Il modo in cui farlo ce l’ha scritto lo stesso Antonio, su ‘Questioni Anonime’. Ci ha dimostrato che non esistono scorciatoie, neanche per uno scrittore che è autore Mondadori e che vince il Premio Strega. Tutto è frutto di studio e fatica. <<Il talento è solo l’1%>>.  Che uno potrebbe pure fare spallucce, liquidare con un “si, ciai ragione” e basta, se a dirtelo fosse uno qualunque. Ma se a dirtelo è il Totti della scrittura – a lui piacerebbe Falcao, ma non lo cito perché ha smesso da anni – allora non puoi pensare che stia dicendo una fesseria. Noi che abbiamo la fortuna di giocarci insieme – e rubiamo con gli occhi e con le orecchie tutto ciò che possiamo – sappiamo che quello che dice Antonio è vero. A dare un senso al talento ci vuole una enormità di lavoro. Lo fa lui, in prima persona, che di talento ne ha da vendere. E’ giusto quello che ha detto, lo condivido in pieno: nessuno sa se qualcuno di noi, un giorno, riuscirà a diventare scrittore, di quelli veri. Sappiamo tutti però la strada che dobbiamo percorrere per poterlo diventare. Abbiamo parlato di lunga e faticosa marcia, proprio all’inizio. E non è stato un caso.
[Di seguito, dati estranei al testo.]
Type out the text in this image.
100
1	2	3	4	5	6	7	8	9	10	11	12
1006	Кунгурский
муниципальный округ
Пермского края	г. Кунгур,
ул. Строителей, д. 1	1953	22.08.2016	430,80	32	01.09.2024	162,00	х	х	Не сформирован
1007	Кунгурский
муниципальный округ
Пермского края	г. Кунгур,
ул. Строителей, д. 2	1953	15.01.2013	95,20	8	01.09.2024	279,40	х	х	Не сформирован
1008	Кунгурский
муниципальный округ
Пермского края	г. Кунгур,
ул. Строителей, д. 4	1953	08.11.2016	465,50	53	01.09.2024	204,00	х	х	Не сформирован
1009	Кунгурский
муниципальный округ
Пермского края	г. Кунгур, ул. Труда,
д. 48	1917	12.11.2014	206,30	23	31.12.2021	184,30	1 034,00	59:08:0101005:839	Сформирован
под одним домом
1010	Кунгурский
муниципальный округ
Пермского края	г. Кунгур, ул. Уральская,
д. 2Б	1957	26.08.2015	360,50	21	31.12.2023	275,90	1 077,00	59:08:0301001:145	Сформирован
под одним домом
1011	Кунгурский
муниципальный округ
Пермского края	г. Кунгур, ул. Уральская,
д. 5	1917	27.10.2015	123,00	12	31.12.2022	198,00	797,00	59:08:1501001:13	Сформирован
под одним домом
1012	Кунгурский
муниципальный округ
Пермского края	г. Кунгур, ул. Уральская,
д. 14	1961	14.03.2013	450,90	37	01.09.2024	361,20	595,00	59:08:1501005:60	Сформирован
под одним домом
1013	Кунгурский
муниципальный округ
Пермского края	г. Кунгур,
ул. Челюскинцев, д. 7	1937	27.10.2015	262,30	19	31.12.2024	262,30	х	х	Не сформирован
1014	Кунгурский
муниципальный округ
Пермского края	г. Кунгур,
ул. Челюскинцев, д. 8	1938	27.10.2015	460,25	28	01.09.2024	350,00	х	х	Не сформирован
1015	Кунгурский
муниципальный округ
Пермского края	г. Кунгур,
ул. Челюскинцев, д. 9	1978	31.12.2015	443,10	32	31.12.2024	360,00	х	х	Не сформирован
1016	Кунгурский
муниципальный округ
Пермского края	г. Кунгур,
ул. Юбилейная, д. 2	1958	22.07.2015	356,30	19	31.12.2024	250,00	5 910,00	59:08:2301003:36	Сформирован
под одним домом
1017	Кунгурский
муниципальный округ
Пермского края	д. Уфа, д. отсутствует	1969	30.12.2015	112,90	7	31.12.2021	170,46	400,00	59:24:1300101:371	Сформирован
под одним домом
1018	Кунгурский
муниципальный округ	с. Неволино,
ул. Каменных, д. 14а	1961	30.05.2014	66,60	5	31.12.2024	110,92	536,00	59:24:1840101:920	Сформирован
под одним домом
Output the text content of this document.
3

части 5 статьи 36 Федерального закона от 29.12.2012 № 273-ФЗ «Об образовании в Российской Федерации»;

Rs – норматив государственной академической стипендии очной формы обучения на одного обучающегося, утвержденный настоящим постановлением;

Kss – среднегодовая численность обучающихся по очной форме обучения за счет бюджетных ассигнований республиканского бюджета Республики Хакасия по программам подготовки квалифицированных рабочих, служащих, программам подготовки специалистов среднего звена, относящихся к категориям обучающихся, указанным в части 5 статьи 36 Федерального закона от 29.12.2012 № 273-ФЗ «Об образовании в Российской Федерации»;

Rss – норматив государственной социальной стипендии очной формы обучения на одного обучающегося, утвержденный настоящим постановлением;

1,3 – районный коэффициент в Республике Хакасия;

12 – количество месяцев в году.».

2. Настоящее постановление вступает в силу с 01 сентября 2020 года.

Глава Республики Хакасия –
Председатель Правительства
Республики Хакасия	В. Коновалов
Mi sono trovato d’accordo con lui anche su un altro punto: è necessario superare le questioni passate, i litigi e i diverbi. Dobbiamo andare avanti, magari tutti insieme. Accogliendo anche chi, durante questi anni, non ha condiviso alcune delle scelte prese. Con Massimiliano, ma anche con Roberto e Stefano (Faust), ci siamo spesso trovati a confrontarci sulle scelte da prendere. La nostra, se vogliamo usare un gergo politico per rendere chiaro il concetto, è stata un’azione riformista. Era inevitabile lo scontro con ‘conservatori’ e ‘massimalisti’. Dovevamo portare avanti una trasformazione e l’abbiamo fatto procedendo passo passo, qualche volta con durezza e molto più spesso a tentoni. Sempre con l’obiettivo di non snaturarci o di compiere il passo più lungo della gamba. Commettendo errori, certo, ma anche prendendo decisioni giuste. Il fatto certo è che siamo arrivati ad una situazione ben definita. Sappiamo qual’è la nostra direzione. Chiunque l’accetti non può che essere il benvenuto.